Uma decisão nos pênaltis, aquele momento no futebol em que o homem entrega seu destino aos deuses, teria sido um final mais adequadamente grego para o drama. Mas foi um matricídio lento e doloroso que só se consumou no fim. Quer dizer, grego o bastante. O segundo tempo foi muito melhor do que o primeiro porque foi quando o Iniesta começou a jogar, e o Xavi a dialogar com ele.
Os holandeses confiaram nos contra-ataques e principalmente na habilidade e na velocidade do Robben, mas estava escrito: a mãe seria a sacrificada da noite. E para completar um campeonato em que os erros de arbitragem foram tão importantes, ontem houve mais um. Uma falta batida pela Holanda desviou na barreira, mas o juiz não deu o escanteio. O ataque seguinte foi o do gol da vitória do filho. Digo, do Barcelona. Digo, da Espanha.
O Uruguai ficou em quarto lugar, mas foi o campeão emocional. Além de ser mais argentino do que a Argentina, ou mais raçudo do que qualquer outro latino-americano, incluindo, principalmente, o Brasil, por pouco não empatou um jogo perdido para a Holanda e por pouquíssimo não empatou com a Alemanha e adiou a decisão do terceiro lugar.

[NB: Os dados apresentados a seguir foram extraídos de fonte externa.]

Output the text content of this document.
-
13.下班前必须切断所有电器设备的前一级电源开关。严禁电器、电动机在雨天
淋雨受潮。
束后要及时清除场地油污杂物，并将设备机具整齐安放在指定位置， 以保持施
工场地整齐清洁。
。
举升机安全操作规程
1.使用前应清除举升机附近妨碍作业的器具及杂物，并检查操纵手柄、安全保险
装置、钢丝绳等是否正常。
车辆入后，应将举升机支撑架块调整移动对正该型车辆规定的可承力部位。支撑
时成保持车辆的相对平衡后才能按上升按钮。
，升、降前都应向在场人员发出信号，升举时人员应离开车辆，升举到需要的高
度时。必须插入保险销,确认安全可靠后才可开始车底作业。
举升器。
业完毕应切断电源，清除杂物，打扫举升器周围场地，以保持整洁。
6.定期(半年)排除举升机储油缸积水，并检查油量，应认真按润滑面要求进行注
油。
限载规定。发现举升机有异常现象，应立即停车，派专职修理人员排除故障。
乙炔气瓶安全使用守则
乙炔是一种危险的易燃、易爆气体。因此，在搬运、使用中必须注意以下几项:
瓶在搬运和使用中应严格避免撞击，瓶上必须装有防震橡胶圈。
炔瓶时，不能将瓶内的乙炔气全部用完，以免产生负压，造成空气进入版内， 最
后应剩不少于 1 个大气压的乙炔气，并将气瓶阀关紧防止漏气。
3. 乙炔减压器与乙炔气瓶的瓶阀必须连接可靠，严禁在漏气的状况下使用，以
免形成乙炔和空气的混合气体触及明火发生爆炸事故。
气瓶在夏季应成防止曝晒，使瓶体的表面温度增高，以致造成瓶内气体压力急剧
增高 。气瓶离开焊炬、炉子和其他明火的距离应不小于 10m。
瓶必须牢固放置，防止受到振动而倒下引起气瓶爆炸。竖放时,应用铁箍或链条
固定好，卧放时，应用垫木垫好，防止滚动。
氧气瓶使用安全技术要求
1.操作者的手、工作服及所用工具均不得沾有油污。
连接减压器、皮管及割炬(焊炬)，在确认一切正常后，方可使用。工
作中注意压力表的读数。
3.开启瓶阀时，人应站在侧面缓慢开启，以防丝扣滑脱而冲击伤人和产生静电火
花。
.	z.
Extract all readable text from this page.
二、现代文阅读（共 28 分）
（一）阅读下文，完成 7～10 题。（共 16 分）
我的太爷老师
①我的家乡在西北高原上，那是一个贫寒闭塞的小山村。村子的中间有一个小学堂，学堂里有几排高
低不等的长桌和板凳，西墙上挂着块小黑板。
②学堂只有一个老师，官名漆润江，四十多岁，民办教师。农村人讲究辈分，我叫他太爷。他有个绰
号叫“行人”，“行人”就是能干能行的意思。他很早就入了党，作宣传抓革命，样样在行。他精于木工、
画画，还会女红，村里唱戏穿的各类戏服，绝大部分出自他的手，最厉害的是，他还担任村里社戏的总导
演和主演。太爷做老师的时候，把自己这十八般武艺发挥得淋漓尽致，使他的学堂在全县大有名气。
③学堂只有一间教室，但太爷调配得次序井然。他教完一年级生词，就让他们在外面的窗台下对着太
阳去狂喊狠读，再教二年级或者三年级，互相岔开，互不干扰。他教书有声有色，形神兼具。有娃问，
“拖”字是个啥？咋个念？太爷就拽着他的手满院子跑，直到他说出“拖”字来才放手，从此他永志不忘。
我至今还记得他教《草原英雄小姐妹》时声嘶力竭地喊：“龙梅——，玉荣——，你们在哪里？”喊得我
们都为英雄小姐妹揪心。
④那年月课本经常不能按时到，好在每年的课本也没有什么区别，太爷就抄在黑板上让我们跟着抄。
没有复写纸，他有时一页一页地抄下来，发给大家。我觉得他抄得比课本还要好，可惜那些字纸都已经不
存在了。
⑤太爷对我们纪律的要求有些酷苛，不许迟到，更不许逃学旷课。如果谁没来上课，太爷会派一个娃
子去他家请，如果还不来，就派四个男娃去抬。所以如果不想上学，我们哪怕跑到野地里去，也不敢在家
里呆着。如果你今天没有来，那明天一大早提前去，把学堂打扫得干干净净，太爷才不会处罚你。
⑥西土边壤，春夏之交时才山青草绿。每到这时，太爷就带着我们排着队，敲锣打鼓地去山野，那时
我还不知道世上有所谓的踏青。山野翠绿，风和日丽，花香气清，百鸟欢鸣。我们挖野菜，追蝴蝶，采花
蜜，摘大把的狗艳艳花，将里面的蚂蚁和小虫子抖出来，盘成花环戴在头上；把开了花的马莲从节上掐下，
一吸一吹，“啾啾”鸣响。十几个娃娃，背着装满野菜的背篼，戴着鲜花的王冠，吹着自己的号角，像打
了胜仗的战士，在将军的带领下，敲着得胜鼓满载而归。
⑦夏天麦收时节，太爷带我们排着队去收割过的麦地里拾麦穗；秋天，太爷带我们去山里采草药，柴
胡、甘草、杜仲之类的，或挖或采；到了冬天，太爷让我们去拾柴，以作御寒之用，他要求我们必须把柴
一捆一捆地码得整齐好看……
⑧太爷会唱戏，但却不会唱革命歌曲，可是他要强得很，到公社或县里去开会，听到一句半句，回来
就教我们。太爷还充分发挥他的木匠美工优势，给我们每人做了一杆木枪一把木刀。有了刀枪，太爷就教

Aquela bola no travessão do Forlán no último segundo de jogo resumiu o que foi a passagem eletrizante do Uruguai pela África do Sul. Estão falando em dar o prêmio de jogador da Copa ao Forlán. Que nada, deem o de melhor ator de uma série dramática. E prêmios de coadjuvantes para o resto do time.
Mas nada, da cerimônia de encerramento, do jogo final ou de qualquer dos dramas, uruguaios ou gregos, da competição se igualou em emoção à aparição de um sorridente Nelson Mandela no estádio, ontem. Duvido que alguma outra personalidade, na história do mundo, provocasse a mesma manifestação espontânea de admiração e carinho.